In theatre, there’s something called “the fourth wall.” The stage has a wall in the back, and a wall on each side. The fourth wall is invisible—it faces the audience. It is the imaginary wall, in several senses. It is the entrance to illusion, signaling a compact between the show and the audience that what’s on stage is happening in the world it depicts, and the audience isn’t really there.

When an actor addresses the audience, not as a character but as the actor, that’s called “breaking the fourth wall.” It changes the rules. It says to the audience that we know you’re here and that we’re putting on a show. It admits that the world on the stage is an illusion and that the actors know it, and now the audience is in on it, too.

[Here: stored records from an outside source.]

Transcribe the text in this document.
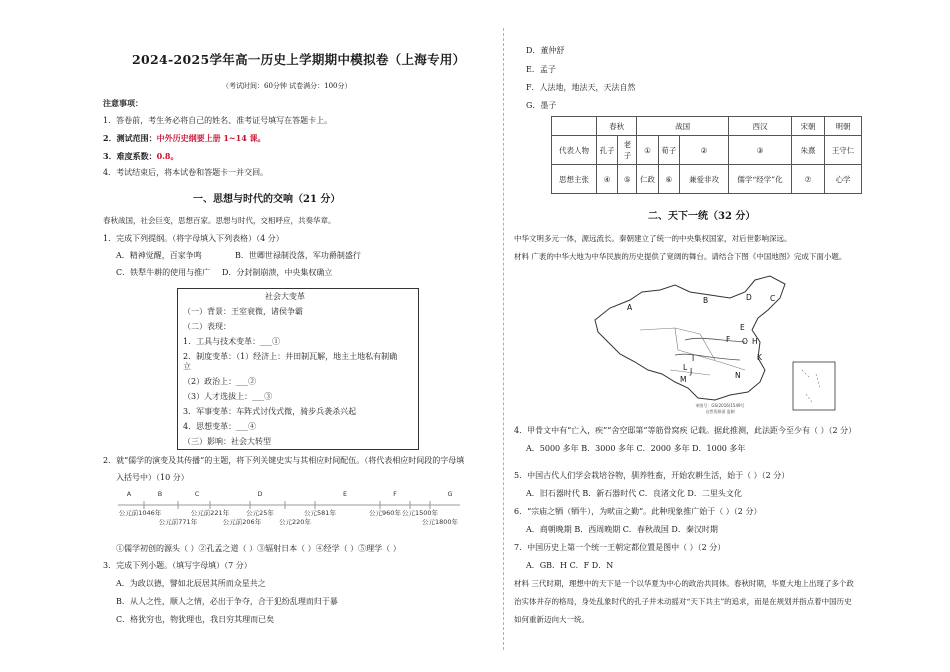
2024-2025学年高一历史上学期期中模拟卷（上海专用）
（考试时间：60分钟 试卷满分：100分）
注意事项：
1．答卷前，考生务必将自己的姓名、准考证号填写在答题卡上。
2．测试范围：中外历史纲要上册 1~14 课。
3．难度系数：0.8。
4．考试结束后，将本试卷和答题卡一并交回。
一、思想与时代的交响（21 分）
春秋战国，社会巨变，思想百家。思想与时代，交相呼应，共奏华章。
1．完成下列提纲。（将字母填入下列表格）（4 分）
A．精神觉醒，百家争鸣	B．世卿世禄制没落，军功爵制盛行
C．铁犁牛耕的使用与推广 D．分封制崩溃，中央集权确立
社会大变革
（一）背景：王室衰微，诸侯争霸
（二）表现：
1．工具与技术变革：___①
2．制度变革：（1）经济上：井田制瓦解，地主土地私有制确
立
（2）政治上：___②
（3）人才选拔上：___③
3．军事变革：车阵式讨伐式微，骑步兵袭杀兴起
4．思想变革：___④
（三）影响：社会大转型
2．就“儒学的演变及其传播”的主题，将下列关键史实与其相应时间配伍。（将代表相应时间段的字母填
入括号中）（10 分）
A	B	C	D	E	F	G
公元前1046年	公元前221年	公元25年	公元581年	公元960年
公元前771年	公元前206年	公元220年
公元1500年
公元1800年
①儒学初创的源头（ ）②孔孟之道（ ）③辐射日本（ ）④经学（ ）⑤理学（ ）
3．完成下列小题。（填写字母填）（7 分）
A．为政以德，譬如北辰居其所而众星共之
B．从人之性，顺人之情，必出于争夺，合于犯纷乱理而归于暴
C．格犹穷也，物犹理也，我日穷其理而已矣
D．董仲舒
E．孟子
F．人法地，地法天，天法自然
G．墨子
	春秋		战国			西汉	宋朝	明朝
代表人物	孔子	老子	①	荀子	②	③	朱熹	王守仁
思想主张	④	⑤	仁政	⑥	兼爱非攻	儒学“经学”化	⑦	心学
二、天下一统（32 分）
中华文明多元一体，源远流长。秦朝建立了统一的中央集权国家，对后世影响深远。
材料 广袤的中华大地为中华民族的历史提供了宽阔的舞台。请结合下图《中国地图》完成下面小题。
A
B	C
D
E
F O H
K
I
J
L
M	N
审图号：GS(2016)1549号
自然资源部 监制
4．甲骨文中有“亡入，疾”“舍空邸第”等筋骨窝疾 记载。据此推测，此法距今至少有（ ）（2 分）
A．5000 多年 B．3000 多年 C．2000 多年 D．1000 多年
5．中国古代人们学会栽培谷物，驯养牲畜，开始农耕生活，始于（ ）（2 分）
A．旧石器时代 B．新石器时代 C．良渚文化 D．二里头文化
6．“宗庙之牺（牺牛），为畎亩之勤”。此种现象推广始于（ ）（2 分）
A．商朝晚期 B．西周晚期 C．春秋战国 D．秦汉时期
7．中国历史上第一个统一王朝定都位置是图中（ ）（2 分）
A．GB．H C．F D．N
材料 三代时期，理想中的天下是一个以华夏为中心的政治共同体。春秋时期，华夏大地上出现了多个政
治实体并存的格局，身处乱象时代的孔子并未动摇对“天下共主”的追求，而是在规划并指点着中国历史
如何重新迈向大一统。
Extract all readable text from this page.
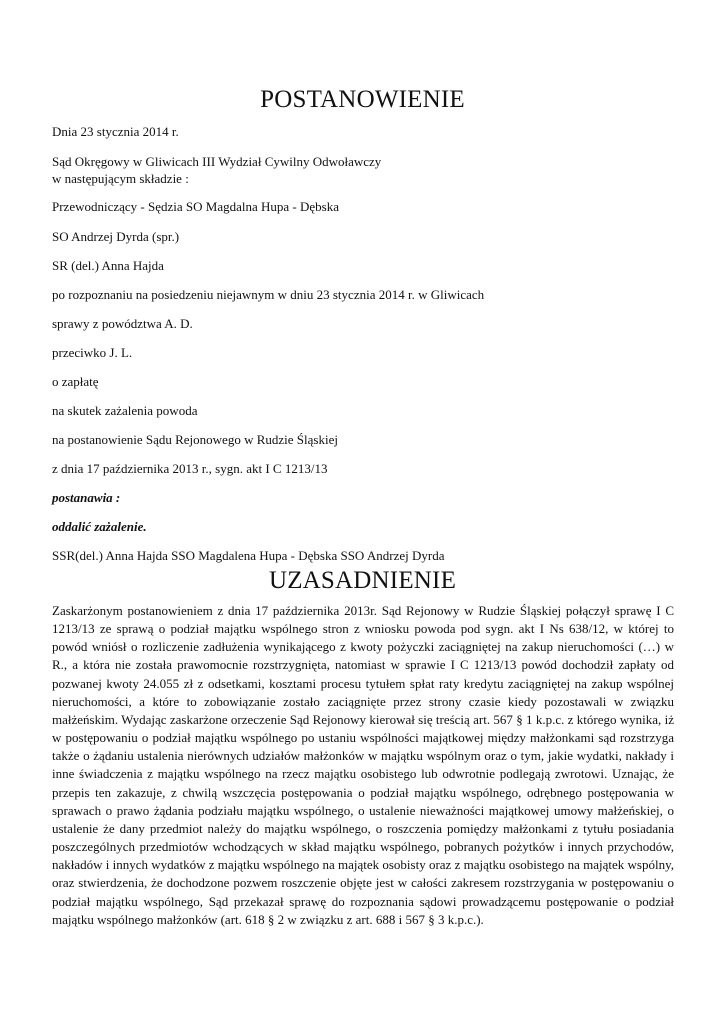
POSTANOWIENIE
Dnia 23 stycznia 2014 r.
Sąd Okręgowy w Gliwicach III Wydział Cywilny Odwoławczy
w następującym składzie :
Przewodniczący - Sędzia SO Magdalna Hupa - Dębska
SO Andrzej Dyrda (spr.)
SR (del.) Anna Hajda
po rozpoznaniu na posiedzeniu niejawnym w dniu 23 stycznia 2014 r. w Gliwicach
sprawy z powództwa A. D.
przeciwko J. L.
o zapłatę
na skutek zażalenia powoda
na postanowienie Sądu Rejonowego w Rudzie Śląskiej
z dnia 17 października 2013 r., sygn. akt I C 1213/13
postanawia :
oddalić zażalenie.
SSR(del.) Anna Hajda SSO Magdalena Hupa - Dębska SSO Andrzej Dyrda
UZASADNIENIE
Zaskarżonym postanowieniem z dnia 17 października 2013r. Sąd Rejonowy w Rudzie Śląskiej połączył sprawę I C 1213/13 ze sprawą o podział majątku wspólnego stron z wniosku powoda pod sygn. akt I Ns 638/12, w której to powód wniósł o rozliczenie zadłużenia wynikającego z kwoty pożyczki zaciągniętej na zakup nieruchomości (…) w R., a która nie została prawomocnie rozstrzygnięta, natomiast w sprawie I C 1213/13 powód dochodził zapłaty od pozwanej kwoty 24.055 zł z odsetkami, kosztami procesu tytułem spłat raty kredytu zaciągniętej na zakup wspólnej nieruchomości, a które to zobowiązanie zostało zaciągnięte przez strony czasie kiedy pozostawali w związku małżeńskim. Wydając zaskarżone orzeczenie Sąd Rejonowy kierował się treścią art. 567 § 1 k.p.c. z którego wynika, iż w postępowaniu o podział majątku wspólnego po ustaniu wspólności majątkowej między małżonkami sąd rozstrzyga także o żądaniu ustalenia nierównych udziałów małżonków w majątku wspólnym oraz o tym, jakie wydatki, nakłady i inne świadczenia z majątku wspólnego na rzecz majątku osobistego lub odwrotnie podlegają zwrotowi. Uznając, że przepis ten zakazuje, z chwilą wszczęcia postępowania o podział majątku wspólnego, odrębnego postępowania w sprawach o prawo żądania podziału majątku wspólnego, o ustalenie nieważności majątkowej umowy małżeńskiej, o ustalenie że dany przedmiot należy do majątku wspólnego, o roszczenia pomiędzy małżonkami z tytułu posiadania poszczególnych przedmiotów wchodzących w skład majątku wspólnego, pobranych pożytków i innych przychodów, nakładów i innych wydatków z majątku wspólnego na majątek osobisty oraz z majątku osobistego na majątek wspólny, oraz stwierdzenia, że dochodzone pozwem roszczenie objęte jest w całości zakresem rozstrzygania w postępowaniu o podział majątku wspólnego, Sąd przekazał sprawę do rozpoznania sądowi prowadzącemu postępowanie o podział majątku wspólnego małżonków (art. 618 § 2 w związku z art. 688 i 567 § 3 k.p.c.).
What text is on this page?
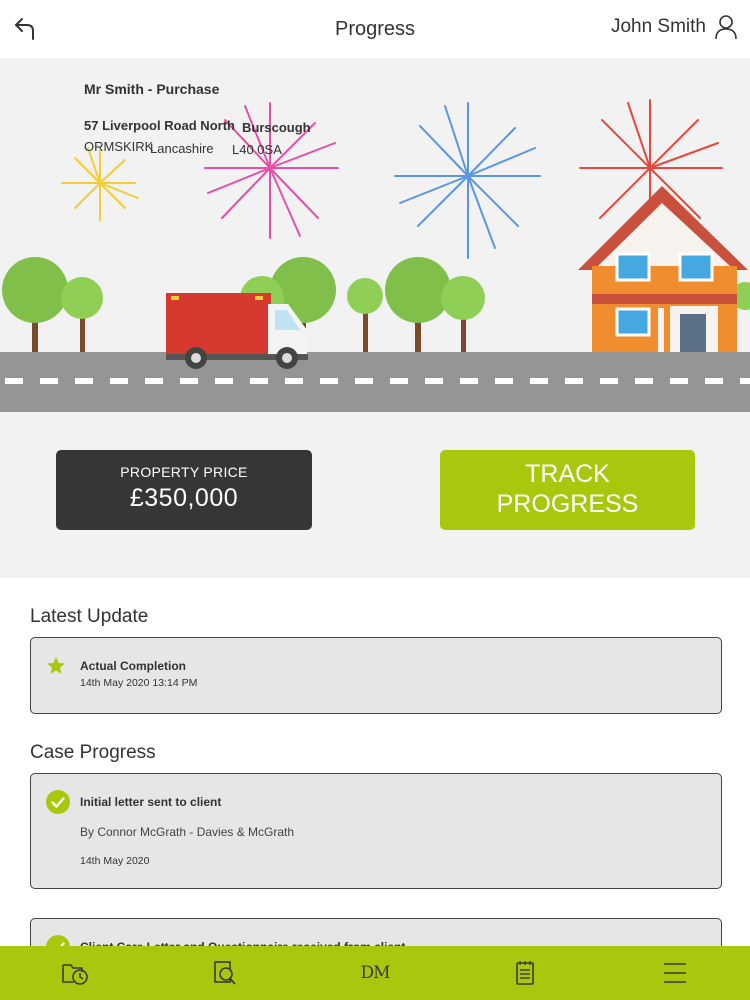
Progress	John Smith
Mr Smith - Purchase
57 Liverpool Road North Burscough
ORMSKIRK
Lancashire L40 0SA
PROPERTY PRICE
£350,000
TRACK
PROGRESS
Latest Update
Actual Completion
14th May 2020 13:14 PM
Case Progress
Initial letter sent to client
By Connor McGrath - Davies & McGrath
14th May 2020
DM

This episode of DS9 plays with the opposites of reality and dream (or illusion) in a particular way. Without ever really breaking the fourth wall, it suggests what is in fact true: that the 24th century future that Star Trek depicts doesn’t exist except as a show—a creation—in the 20th or early 21st century. Benny Russell may not be dreaming this world, but Steven Behr is, as did Michael Piller and Rick Berman and Gene Roddenberry, and many others.

It is a created vision of a future—a better future in significant ways, as Benny’s vision is. But that doesn’t mean it doesn’t exist. As Benny insists, his DS9 does exist, because he imagined it and wrote it, and “you read it,” you saw it. It’s on film and tape and digitally recorded. Millions have shared this story.